Je suis amoureux de cette humilité consciente de son incapacité à tout rationnaliser de manière définitive, plus que des jupons soulevés en ces temps de frivolités estivales par des pulsions quasi animales. En ces temps épouvantables de cuisses et bites légères. Le vent estival soulève énormément de poussières, tout cela a l’aspect d’un immense vide.

J’ai le cœur ravivé par les paroles structurées d’une bouche que la logique n’a pas fui. J’aime la passion du geste qui enflamme les mots et les prend dans un tourbillon d’idées qui balaie les murs, les portes hermétiques, les champs de ruine. J’aime la bouche qui peint une espèce d’imaginaire aux infinies possibilités.

De nos jours, les couilles occupent la place des hémisphères du cerveau, la chatte chez d’autres. Sommes-nous désormais seulement des choses érectiles ?  Sommes-nous dorénavant seulement ou substantiellement des corps à l’apparence de vagin et de pénis ? Portons-nous maintenant et plus que jamais nos couilles et nos lèvres sur nos épaules ?

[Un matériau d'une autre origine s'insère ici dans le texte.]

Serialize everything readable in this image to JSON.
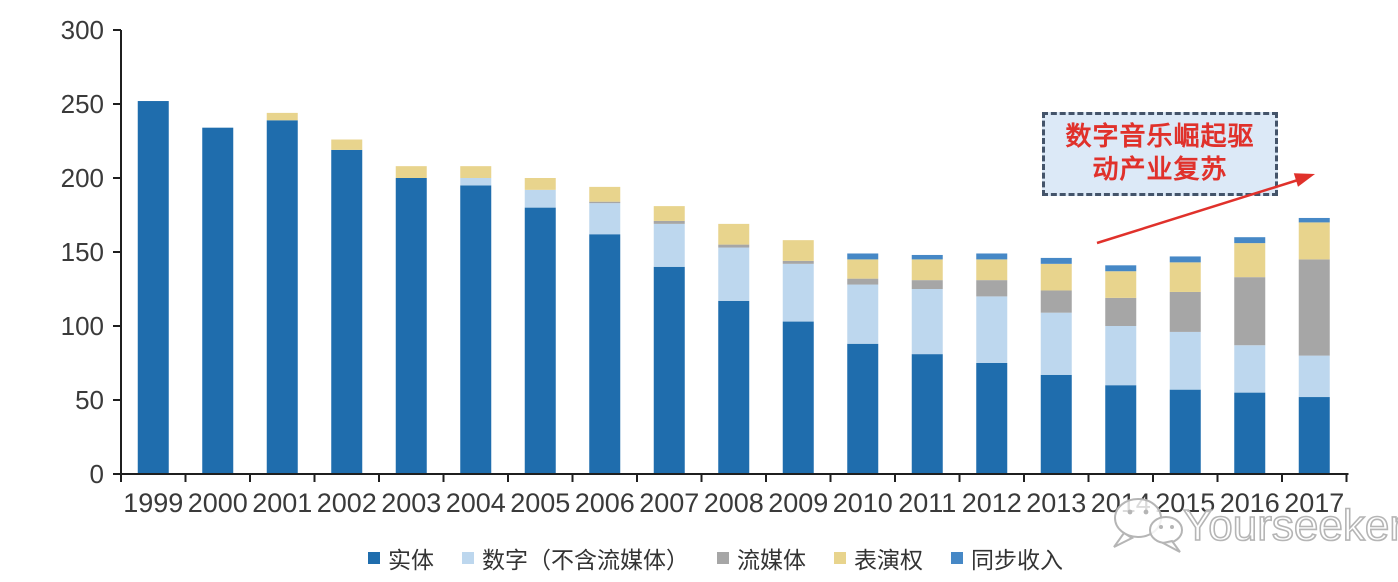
{
  "chart_data": {
    "type": "bar",
    "stacked": true,
    "title": "",
    "xlabel": "",
    "ylabel": "",
    "categories": [
      "1999",
      "2000",
      "2001",
      "2002",
      "2003",
      "2004",
      "2005",
      "2006",
      "2007",
      "2008",
      "2009",
      "2010",
      "2011",
      "2012",
      "2013",
      "2014",
      "2015",
      "2016",
      "2017"
    ],
    "series": [
      {
        "name": "实体",
        "color": "#1F6DAD",
        "values": [
          252,
          234,
          239,
          219,
          200,
          195,
          180,
          162,
          140,
          117,
          103,
          88,
          81,
          75,
          67,
          60,
          57,
          55,
          52
        ]
      },
      {
        "name": "数字（不含流媒体）",
        "color": "#BDD7EE",
        "values": [
          0,
          0,
          0,
          0,
          0,
          5,
          12,
          21,
          29,
          36,
          39,
          40,
          44,
          45,
          42,
          40,
          39,
          32,
          28
        ]
      },
      {
        "name": "流媒体",
        "color": "#A6A6A6",
        "values": [
          0,
          0,
          0,
          0,
          0,
          0,
          0,
          1,
          2,
          2,
          2,
          4,
          6,
          11,
          15,
          19,
          27,
          46,
          65
        ]
      },
      {
        "name": "表演权",
        "color": "#E8D48D",
        "values": [
          0,
          0,
          5,
          7,
          8,
          8,
          8,
          10,
          10,
          14,
          14,
          13,
          14,
          14,
          18,
          18,
          20,
          23,
          25
        ]
      },
      {
        "name": "同步收入",
        "color": "#4688C6",
        "values": [
          0,
          0,
          0,
          0,
          0,
          0,
          0,
          0,
          0,
          0,
          0,
          4,
          3,
          4,
          4,
          4,
          4,
          4,
          3
        ]
      }
    ],
    "totals": [
      252,
      234,
      244,
      226,
      208,
      208,
      200,
      194,
      181,
      169,
      158,
      149,
      148,
      149,
      146,
      141,
      147,
      160,
      173
    ],
    "ylim": [
      0,
      300
    ],
    "yticks": [
      0,
      50,
      100,
      150,
      200,
      250,
      300
    ],
    "grid": false,
    "legend_position": "bottom",
    "axis_color": "#1f1f1f",
    "tick_label_color": "#3a3a3a"
  },
  "annotation": {
    "line1": "数字音乐崛起驱",
    "line2": "动产业复苏",
    "text_color": "#E0312B",
    "border_color": "#44546A",
    "fill_color": "#DCE9F7",
    "arrow_color": "#E0312B"
  },
  "watermark": {
    "text": "Yourseeker",
    "icon": "wechat-icon",
    "color": "#b5b5b5"
  }
}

Je suis le premier coupable. Dans un quotidien de sexualisation accrue des relations sociales, je fais acte de conformité. Consommateur de cette pornographie soft qui définit le contemporain qui définit l’essentiel, ma norme. Je me goinfre. Le porc et le cochon ont pris le dessus, moi est le triomphe de la libido qui encule et se fait enculer, moi c’est le triomphe de la langue qui lèche du cul et qui se fait lécher, moi c’est le triomphe d’une fellation et d’un cunnilingus, moi « Je te baise » ou moi « Je veux te baiser ». Ad vitam aeternam, pour dire ad nauseam. Jusqu’à ce que petite mort (et toutes les autres qui viendront) s’en suivent.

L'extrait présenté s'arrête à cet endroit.